Il avait 27 ans lorsqu'il a pu effectuer son dernier geste. Depuis, il est figé dans l'attitude rituelle du Seppuku. Pendant les 66 premières années de son châtiment, Keiji n'a eu besoin d'aucune nourriture, ni d'eau, ni d'air. Son corps a vieilli de façon quasi normale. Il y a 210 ans, il a vécu sa mort, l'instant où son corps a cessé de vivre sa vie « normale ». Par un immense effort, il est parvenu à préserver quelques tout petits instants de vie. Ces quelques secondes constituent son seul véritable trésor, ce sont celles qui lui permettront d'achever son suicide expiatoire si le spectre de Kunamori le lui permet un jour.

Depuis la « mort » de son corps, il a perdu l'usage de la parole, mais il a encore la possibilité de faire entendre quelques mots. Il ne réalisera ce prodige qu'au prix de quelques uns des précieux instants de vie qu'il a préservés. Il a maintenant l'apparence d'un vieillard à la peau incroyablement diaphane, quasi transparente, comme le sont ses cheveux. Il est pleinement conscient.

  • De ses attributs initiaux, on ne peut plus considérer que son Intelligence (42) et sa Volonté (6). Il a développé son Intelligence au-delà de ce qui est imaginable, mais sa volonté a été minée au fil des ans par les attaques du Shoryo de Kunamori, et elle ne représente plus guère que les six secondes de vie qu'il a préservées. Sa « mort » physique a causé la disparition de toutes ses compétences physiques ; en particulier le Iaijutsu, le Kenjutsu, l'Atemijutsu, le jujutsu, le Karumijutsu et le Kyujutsu, qu'il avait totalement maîtrisés, ainsi que son Ki (12). On notera accessoirement qu'il dispose de 19 points de Karma (pour le cas où le Maître de jeu souhaiterait prolonger cette histoire.

 

  • Pendant les dernières années de sa "vie" physique, il a pu dicter son histoire à l'un de ses descendants. Le Shoryo ne permettra pas qu'on en prenne connaissance tant qu'il sera en mesure de l'interdire. Trois des documents fournis peuvent être considérés comme des Torimono ou Rouleaux d'enseignement (Page 10, Livret 1) et l'un d'eux permet l'étude d'un Okuden inconnu de Jujutsu (voir plus loin).

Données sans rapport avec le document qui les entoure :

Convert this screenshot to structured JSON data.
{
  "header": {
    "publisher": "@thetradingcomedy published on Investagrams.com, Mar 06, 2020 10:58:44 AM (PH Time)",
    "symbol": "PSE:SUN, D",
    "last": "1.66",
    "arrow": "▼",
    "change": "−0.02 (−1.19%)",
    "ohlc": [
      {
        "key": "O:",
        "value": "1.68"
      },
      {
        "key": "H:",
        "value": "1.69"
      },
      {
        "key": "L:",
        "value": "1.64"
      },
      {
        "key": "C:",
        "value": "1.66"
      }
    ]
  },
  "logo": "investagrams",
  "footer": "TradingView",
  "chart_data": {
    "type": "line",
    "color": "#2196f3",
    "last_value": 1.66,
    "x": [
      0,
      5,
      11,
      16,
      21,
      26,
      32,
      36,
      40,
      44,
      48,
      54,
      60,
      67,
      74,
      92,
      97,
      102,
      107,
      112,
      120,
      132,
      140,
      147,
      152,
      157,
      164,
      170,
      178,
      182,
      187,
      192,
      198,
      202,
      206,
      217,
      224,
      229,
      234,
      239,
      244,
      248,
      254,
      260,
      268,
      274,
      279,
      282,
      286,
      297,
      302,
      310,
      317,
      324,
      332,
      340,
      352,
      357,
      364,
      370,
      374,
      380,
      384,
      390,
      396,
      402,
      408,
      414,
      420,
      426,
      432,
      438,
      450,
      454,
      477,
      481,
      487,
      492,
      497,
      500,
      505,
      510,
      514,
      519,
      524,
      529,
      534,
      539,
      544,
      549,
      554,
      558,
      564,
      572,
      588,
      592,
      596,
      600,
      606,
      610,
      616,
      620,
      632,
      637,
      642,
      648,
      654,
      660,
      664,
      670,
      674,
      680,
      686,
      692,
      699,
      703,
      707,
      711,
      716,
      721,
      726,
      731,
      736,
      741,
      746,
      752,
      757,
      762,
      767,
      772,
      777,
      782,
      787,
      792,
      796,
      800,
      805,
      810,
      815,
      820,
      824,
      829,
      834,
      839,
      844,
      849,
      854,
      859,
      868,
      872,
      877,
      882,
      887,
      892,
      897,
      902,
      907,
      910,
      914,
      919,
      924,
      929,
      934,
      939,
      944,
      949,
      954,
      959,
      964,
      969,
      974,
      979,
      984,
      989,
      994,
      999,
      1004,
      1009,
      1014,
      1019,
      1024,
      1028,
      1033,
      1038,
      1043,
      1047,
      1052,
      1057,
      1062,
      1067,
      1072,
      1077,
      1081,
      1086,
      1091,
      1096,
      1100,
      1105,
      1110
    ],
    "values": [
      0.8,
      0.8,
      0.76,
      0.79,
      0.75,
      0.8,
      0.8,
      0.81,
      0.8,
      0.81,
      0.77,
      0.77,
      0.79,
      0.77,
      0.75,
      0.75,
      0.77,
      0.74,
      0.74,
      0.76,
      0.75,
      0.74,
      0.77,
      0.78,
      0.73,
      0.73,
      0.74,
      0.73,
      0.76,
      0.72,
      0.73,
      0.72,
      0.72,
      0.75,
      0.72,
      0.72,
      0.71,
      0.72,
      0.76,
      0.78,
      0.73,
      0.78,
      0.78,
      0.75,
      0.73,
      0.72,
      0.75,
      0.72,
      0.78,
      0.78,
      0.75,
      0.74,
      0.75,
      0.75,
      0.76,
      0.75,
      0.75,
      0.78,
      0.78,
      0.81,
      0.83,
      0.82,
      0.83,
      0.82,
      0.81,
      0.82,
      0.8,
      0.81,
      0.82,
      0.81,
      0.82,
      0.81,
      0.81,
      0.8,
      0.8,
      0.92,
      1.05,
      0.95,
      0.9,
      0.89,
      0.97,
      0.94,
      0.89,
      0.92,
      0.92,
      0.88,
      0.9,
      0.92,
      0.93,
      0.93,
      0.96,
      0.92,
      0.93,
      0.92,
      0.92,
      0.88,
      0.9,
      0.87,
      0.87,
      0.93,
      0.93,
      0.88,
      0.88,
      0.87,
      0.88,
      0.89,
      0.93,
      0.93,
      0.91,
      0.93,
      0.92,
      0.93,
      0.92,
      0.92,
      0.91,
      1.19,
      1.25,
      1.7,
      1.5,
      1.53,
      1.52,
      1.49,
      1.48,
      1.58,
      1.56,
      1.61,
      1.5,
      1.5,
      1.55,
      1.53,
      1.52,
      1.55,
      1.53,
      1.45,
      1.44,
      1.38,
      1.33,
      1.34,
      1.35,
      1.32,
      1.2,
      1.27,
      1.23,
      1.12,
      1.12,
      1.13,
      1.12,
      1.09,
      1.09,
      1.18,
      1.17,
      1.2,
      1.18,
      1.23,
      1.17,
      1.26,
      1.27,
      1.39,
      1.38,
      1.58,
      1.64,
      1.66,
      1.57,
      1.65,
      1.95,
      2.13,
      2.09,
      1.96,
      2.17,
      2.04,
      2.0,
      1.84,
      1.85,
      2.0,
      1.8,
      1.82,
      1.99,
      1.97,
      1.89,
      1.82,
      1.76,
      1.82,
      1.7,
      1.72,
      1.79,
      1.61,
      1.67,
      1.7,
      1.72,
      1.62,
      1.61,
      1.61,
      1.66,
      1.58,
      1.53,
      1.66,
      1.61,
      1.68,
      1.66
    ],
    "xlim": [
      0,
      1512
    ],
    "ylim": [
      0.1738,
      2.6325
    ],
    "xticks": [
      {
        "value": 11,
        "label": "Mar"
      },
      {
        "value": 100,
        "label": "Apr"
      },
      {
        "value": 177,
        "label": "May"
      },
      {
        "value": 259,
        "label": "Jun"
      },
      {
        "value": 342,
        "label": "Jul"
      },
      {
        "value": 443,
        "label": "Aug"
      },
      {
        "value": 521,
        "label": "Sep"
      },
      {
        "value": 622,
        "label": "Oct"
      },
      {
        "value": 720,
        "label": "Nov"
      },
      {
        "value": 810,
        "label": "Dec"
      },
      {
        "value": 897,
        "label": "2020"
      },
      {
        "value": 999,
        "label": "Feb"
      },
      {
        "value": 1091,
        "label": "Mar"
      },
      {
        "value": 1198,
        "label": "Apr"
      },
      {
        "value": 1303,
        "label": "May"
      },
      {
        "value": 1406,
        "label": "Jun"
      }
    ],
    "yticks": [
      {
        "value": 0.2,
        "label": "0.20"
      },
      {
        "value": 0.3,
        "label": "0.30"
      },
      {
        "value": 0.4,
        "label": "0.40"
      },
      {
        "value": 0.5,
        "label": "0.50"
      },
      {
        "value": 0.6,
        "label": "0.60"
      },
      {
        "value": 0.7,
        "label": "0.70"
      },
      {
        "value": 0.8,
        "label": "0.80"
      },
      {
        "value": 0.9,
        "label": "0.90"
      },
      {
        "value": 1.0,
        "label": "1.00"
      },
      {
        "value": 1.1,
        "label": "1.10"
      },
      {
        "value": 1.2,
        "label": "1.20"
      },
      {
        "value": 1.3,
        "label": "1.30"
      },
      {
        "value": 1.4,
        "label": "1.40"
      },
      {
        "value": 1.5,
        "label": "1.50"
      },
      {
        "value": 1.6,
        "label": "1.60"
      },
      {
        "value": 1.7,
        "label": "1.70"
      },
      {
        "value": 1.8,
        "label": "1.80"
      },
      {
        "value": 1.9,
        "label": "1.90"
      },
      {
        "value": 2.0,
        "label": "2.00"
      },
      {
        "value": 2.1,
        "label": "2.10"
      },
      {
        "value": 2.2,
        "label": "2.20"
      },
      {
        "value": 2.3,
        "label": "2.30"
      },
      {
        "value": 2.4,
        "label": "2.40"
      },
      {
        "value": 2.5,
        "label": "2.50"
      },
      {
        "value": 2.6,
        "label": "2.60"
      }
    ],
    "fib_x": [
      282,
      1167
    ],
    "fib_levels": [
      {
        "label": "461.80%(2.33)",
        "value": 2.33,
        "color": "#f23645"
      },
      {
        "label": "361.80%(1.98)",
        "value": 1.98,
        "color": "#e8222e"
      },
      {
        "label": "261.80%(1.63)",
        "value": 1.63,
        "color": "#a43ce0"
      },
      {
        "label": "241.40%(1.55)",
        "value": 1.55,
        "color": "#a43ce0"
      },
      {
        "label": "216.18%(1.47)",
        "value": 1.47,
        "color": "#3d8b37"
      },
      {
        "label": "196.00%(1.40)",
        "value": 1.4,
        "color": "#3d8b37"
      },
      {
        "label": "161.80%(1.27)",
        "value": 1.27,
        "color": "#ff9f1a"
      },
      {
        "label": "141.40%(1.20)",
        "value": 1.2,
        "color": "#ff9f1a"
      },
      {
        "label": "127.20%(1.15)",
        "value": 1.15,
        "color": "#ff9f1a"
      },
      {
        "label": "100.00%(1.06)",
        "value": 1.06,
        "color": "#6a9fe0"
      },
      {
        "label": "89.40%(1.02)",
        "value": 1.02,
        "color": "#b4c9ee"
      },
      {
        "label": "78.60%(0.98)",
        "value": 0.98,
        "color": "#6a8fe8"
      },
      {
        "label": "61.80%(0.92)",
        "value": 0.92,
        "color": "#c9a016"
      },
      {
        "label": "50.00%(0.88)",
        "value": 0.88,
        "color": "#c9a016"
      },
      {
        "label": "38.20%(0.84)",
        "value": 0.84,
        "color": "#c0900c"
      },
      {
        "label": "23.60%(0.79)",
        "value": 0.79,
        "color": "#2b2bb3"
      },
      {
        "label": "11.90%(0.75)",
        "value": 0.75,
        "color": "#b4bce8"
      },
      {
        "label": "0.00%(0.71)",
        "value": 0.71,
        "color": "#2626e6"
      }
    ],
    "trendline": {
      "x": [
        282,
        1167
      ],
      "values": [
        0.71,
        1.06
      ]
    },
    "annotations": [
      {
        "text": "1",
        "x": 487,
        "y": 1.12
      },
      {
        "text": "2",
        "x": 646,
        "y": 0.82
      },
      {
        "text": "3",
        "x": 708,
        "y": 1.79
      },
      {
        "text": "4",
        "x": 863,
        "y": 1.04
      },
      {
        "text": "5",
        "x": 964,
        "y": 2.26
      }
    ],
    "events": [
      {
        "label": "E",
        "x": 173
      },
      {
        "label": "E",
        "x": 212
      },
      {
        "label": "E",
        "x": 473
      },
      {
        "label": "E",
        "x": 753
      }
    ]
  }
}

  • Si les personnages-joueurs tentent de vaincre le Shoryo et en viennent au combat physique, Keiji remarquera vite son invulnérabilité. Il est alors possible qu'il intervienne. Dans ce cas, il se manifestera par deux mots tout au plus et tentera de faire comprendre aux personnages-joueurs que son Katana (une lame Maîtresse) peut les aider. Son intervention peut se produire pour deux raisons : soit parce qu'il aura une réaction très favorable aux personnages-joueurs, soit parce que leur attitude ne laissera aucun doute sur leur volonté de détruire le spectre et de procéder au rite Segaki sur le corps de Kunamori (et éventuellement sur le sien).

  • Si les personnages-joueurs parviennent à le débarrasser du Shoryo, sa seule énergie tendra vers son Seppuku, qu'il accomplira à une vitesse foudroyante.

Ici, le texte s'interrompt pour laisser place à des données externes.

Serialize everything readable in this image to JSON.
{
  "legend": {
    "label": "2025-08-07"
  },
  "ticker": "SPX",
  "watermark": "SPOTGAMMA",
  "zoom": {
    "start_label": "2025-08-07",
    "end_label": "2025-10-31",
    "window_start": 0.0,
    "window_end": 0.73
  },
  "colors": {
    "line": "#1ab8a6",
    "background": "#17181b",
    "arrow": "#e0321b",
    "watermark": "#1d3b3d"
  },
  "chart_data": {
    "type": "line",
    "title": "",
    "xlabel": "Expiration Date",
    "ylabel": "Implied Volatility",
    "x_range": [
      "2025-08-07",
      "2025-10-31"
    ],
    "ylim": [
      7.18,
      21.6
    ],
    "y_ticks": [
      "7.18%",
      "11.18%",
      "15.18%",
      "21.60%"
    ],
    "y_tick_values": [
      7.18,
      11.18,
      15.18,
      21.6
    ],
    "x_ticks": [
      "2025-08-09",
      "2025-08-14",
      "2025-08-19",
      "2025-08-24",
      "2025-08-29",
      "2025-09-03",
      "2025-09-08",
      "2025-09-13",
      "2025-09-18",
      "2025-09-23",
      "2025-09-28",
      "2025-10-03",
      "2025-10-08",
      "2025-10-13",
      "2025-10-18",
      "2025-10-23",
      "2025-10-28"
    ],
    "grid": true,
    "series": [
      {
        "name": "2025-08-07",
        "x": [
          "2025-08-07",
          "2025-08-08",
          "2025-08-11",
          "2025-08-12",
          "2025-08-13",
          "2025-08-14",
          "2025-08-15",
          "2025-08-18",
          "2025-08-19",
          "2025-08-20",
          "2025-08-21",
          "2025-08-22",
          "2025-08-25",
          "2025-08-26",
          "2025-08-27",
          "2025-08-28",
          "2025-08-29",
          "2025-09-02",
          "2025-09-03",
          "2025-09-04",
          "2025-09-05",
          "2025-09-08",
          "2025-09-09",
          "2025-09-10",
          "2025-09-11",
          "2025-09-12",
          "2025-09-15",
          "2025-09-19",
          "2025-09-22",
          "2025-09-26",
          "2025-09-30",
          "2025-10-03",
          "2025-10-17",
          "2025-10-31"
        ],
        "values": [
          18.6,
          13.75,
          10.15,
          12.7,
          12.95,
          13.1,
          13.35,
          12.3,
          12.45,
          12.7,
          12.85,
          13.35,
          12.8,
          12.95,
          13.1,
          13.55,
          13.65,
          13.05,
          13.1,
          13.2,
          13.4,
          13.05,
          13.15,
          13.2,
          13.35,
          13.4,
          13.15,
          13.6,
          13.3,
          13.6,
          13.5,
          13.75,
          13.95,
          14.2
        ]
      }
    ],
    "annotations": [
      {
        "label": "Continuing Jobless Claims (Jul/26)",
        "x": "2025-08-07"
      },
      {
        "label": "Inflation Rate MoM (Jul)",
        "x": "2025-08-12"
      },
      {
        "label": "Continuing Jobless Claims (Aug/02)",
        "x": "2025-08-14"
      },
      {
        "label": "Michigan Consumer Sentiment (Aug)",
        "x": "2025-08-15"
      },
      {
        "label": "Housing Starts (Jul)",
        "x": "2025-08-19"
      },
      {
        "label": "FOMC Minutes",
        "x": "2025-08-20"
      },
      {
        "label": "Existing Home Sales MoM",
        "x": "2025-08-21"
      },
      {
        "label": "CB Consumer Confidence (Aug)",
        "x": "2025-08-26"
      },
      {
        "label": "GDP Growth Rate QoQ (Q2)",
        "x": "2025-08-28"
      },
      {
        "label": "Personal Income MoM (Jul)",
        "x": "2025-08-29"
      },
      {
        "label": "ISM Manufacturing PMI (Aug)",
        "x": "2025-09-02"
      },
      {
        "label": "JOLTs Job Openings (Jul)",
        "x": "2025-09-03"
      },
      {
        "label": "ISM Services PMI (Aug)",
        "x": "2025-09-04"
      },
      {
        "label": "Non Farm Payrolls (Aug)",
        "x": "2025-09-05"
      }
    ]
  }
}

KUNAMORI SUKO Shoryo (Livret 2, page 26). Les siècles n'ont en rien entamé la rage qui anime le spectre de Kunamori. Face à la trahison du fils de son ami, il s'est engagé dans cette vengeance et il n'est pas d'argument qui puisse l'en dissuader. Il n'intervient sur d'éventuels visiteurs que si l'un d'entre eux tente de toucher ce qui

reste de son corps (un squelette étendu sur une natte derrière un paravent) ou si quelqu'un entame un quelconque rituel dans la pièce. Ceux qui, dans le passé, ont tenté d'intervenir en faveur de Keiji (en tentant de le tuer quand il « vivait » encore, puis en préparant des exorcismes) ont subi l'attaque du Shoryo, qui a drainé leur volonté. Face à des esprits plus forts, il a parfois été forcé d'intervenir physiquement (par étranglement). On peut donc supposer qu'il agira toujours de même, tentant d'abord e contrôler l'indésirable (pour le forcer à quitter l'endroit), puis l'attaquant physiquement si la première tactique ne réussit pas. Il connaît la limite de son invulnérabilité (la lame Maîtresse du Katana de Keiji), mais il sait qu'aucun membre du clan Gengi n'osera jamais y porter la main. Il y a une quinzaine d'années, la plus jeune sœur de Yoshio Gengi, le Sensei actuel, a tenté d'agir. Le Shoryo a drainé toute sa jeune volonté et, désormais, il la contrôle, se bornant à lui interdire de suivre sa vocation de Gakusho.

Le Shoryo de Kunamori (Rang d'Esprit : 7) n'est vulnérable qu'au Katana de Keiji (la lame qui aurait dû le tuer, il y a quelque 286 ans) qui lui inflige le maximum de Dommages plus tous les Bonus. Un attaquant qui utiliserait une autre arme subirait en dommages « subjugaux » le plein effet de sa propre attaque (les attaques de ce genre sont « transférées » sur le corps de l'attaquant) î Il est possible de converser avec le spectre, mais il n'acceptera de répondre que si l'interlocuteur est accompagné d'un membre de la famille Suko (Kamatari) se présentant volontairement. S'il accepte de parier, il avouera ses motivations mais ne renoncera pas à sa vengeance.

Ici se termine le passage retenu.